On parle déjà beaucoup moins d’Haïti dans les médias…

Beaucoup d’Haïtiens pensent pourtant que « Le pire est encore devant nous. » Certains nous disent : « Écrivez ce que nous vivons depuis le 12 janvier. Si vous ne le faites pas, qui témoignera de ce que nous cherchons à bâtir réellement ? Notre défi n’est pas seulement de reconstruire le pays avec les dernières normes parasismiques, mais aussi un pays où vivre tous ensemble devient possible ». Les habitants et les familles des quartiers où le Mouvement est engagé se disent profondément partenaires de ce défi. Une militante expliquait : « Avant, nous étions quelques-uns sans toit. Aujourd’hui tout le monde se trouve sans toit.
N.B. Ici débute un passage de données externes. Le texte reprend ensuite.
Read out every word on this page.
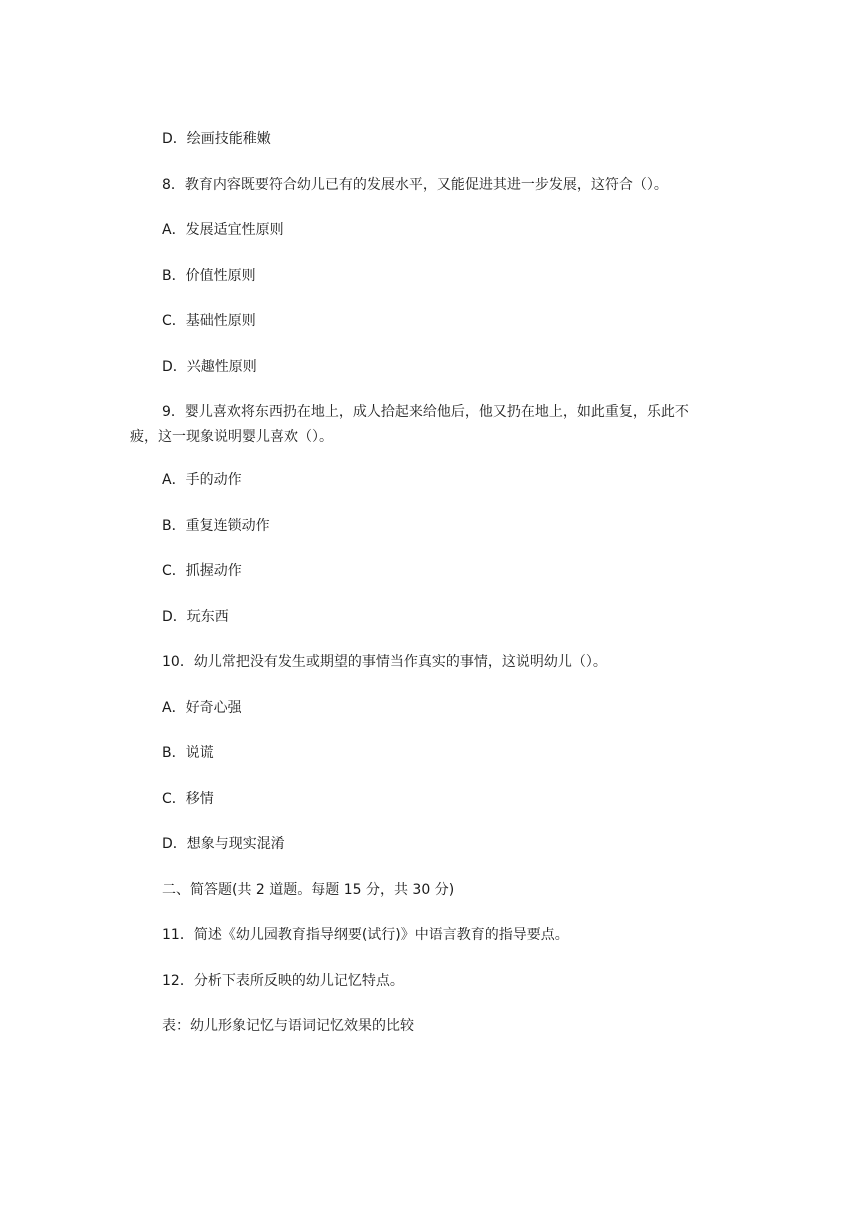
D．绘画技能稚嫩

8．教育内容既要符合幼儿已有的发展水平，又能促进其进一步发展，这符合（）。

A．发展适宜性原则

B．价值性原则

C．基础性原则

D．兴趣性原则

9．婴儿喜欢将东西扔在地上，成人拾起来给他后，他又扔在地上，如此重复，乐此不

疲，这一现象说明婴儿喜欢（）。

A．手的动作

B．重复连锁动作

C．抓握动作

D．玩东西

10．幼儿常把没有发生或期望的事情当作真实的事情，这说明幼儿（）。

A．好奇心强

B．说谎

C．移情

D．想象与现实混淆

二、简答题(共 2 道题。每题 15 分，共 30 分)

11．简述《幼儿园教育指导纲要(试行)》中语言教育的指导要点。

12．分析下表所反映的幼儿记忆特点。

表：幼儿形象记忆与语词记忆效果的比较
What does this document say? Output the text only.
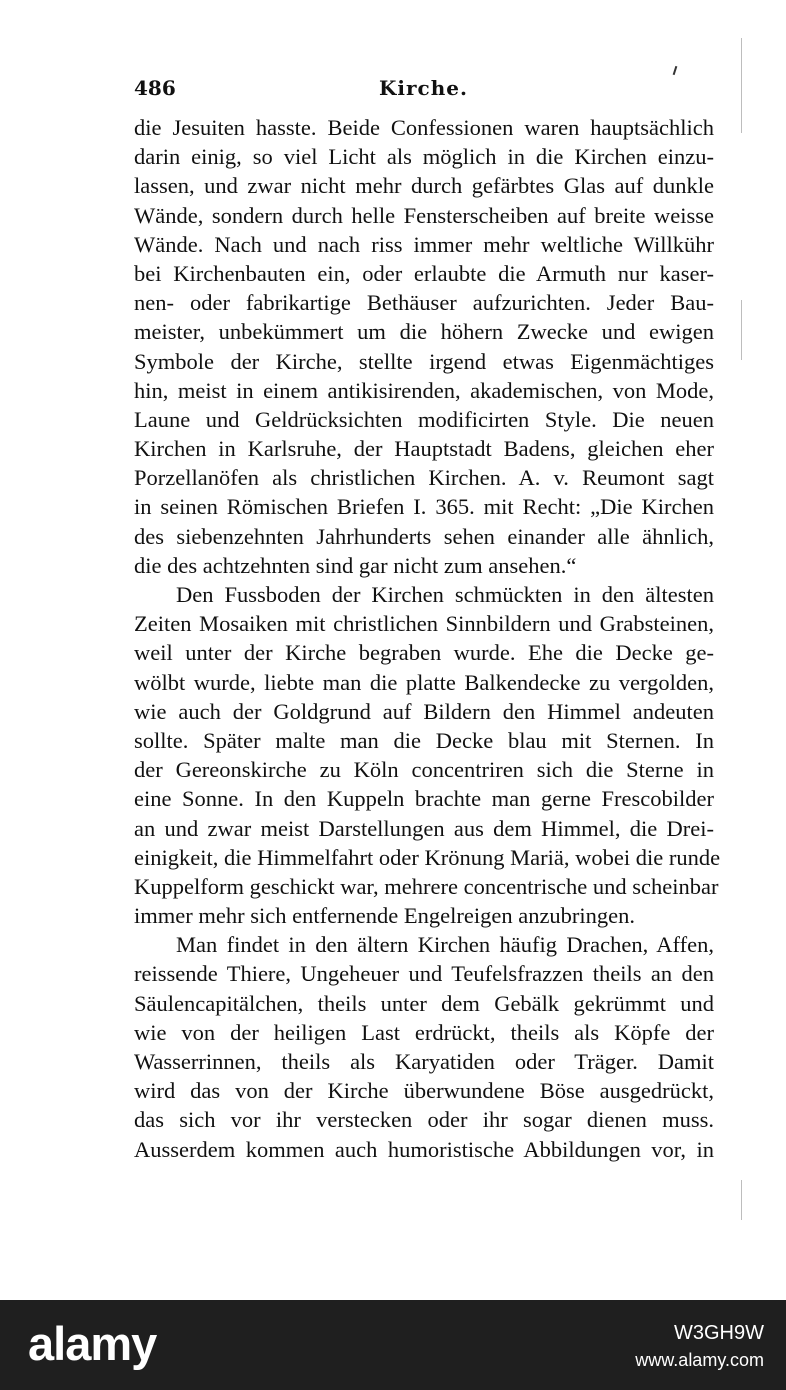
486	Kirche.

die Jesuiten hasste. Beide Confessionen waren hauptsächlich
darin einig, so viel Licht als möglich in die Kirchen einzu-
lassen, und zwar nicht mehr durch gefärbtes Glas auf dunkle
Wände, sondern durch helle Fensterscheiben auf breite weisse
Wände. Nach und nach riss immer mehr weltliche Willkühr
bei Kirchenbauten ein, oder erlaubte die Armuth nur kaser-
nen- oder fabrikartige Bethäuser aufzurichten. Jeder Bau-
meister, unbekümmert um die höhern Zwecke und ewigen
Symbole der Kirche, stellte irgend etwas Eigenmächtiges
hin, meist in einem antikisirenden, akademischen, von Mode,
Laune und Geldrücksichten modificirten Style. Die neuen
Kirchen in Karlsruhe, der Hauptstadt Badens, gleichen eher
Porzellanöfen als christlichen Kirchen. A. v. Reumont sagt
in seinen Römischen Briefen I. 365. mit Recht: „Die Kirchen
des siebenzehnten Jahrhunderts sehen einander alle ähnlich,
die des achtzehnten sind gar nicht zum ansehen.“

Den Fussboden der Kirchen schmückten in den ältesten
Zeiten Mosaiken mit christlichen Sinnbildern und Grabsteinen,
weil unter der Kirche begraben wurde. Ehe die Decke ge-
wölbt wurde, liebte man die platte Balkendecke zu vergolden,
wie auch der Goldgrund auf Bildern den Himmel andeuten
sollte. Später malte man die Decke blau mit Sternen. In
der Gereonskirche zu Köln concentriren sich die Sterne in
eine Sonne. In den Kuppeln brachte man gerne Frescobilder
an und zwar meist Darstellungen aus dem Himmel, die Drei-
einigkeit, die Himmelfahrt oder Krönung Mariä, wobei die runde
Kuppelform geschickt war, mehrere concentrische und scheinbar
immer mehr sich entfernende Engelreigen anzubringen.

Man findet in den ältern Kirchen häufig Drachen, Affen,
reissende Thiere, Ungeheuer und Teufelsfrazzen theils an den
Säulencapitälchen, theils unter dem Gebälk gekrümmt und
wie von der heiligen Last erdrückt, theils als Köpfe der
Wasserrinnen, theils als Karyatiden oder Träger. Damit
wird das von der Kirche überwundene Böse ausgedrückt,
das sich vor ihr verstecken oder ihr sogar dienen muss.
Ausserdem kommen auch humoristische Abbildungen vor, in

alamy	W3GH9W
www.alamy.com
Pouvons-nous ensemble bâtir un toit à notre pays ? ». C’est autour de ce défi que l’aide internationale et les forces du pays doivent se nouer. Si nous réussissons cette rencontre, le projet « Haïti demain »  verra vraiment le jour.

C’est dans cet esprit que voulons proposer vers le 12 avril, trois mois après le séisme, une grande conférence publique à Paris pour dire, avec les Haïtiens, où en est ce projet.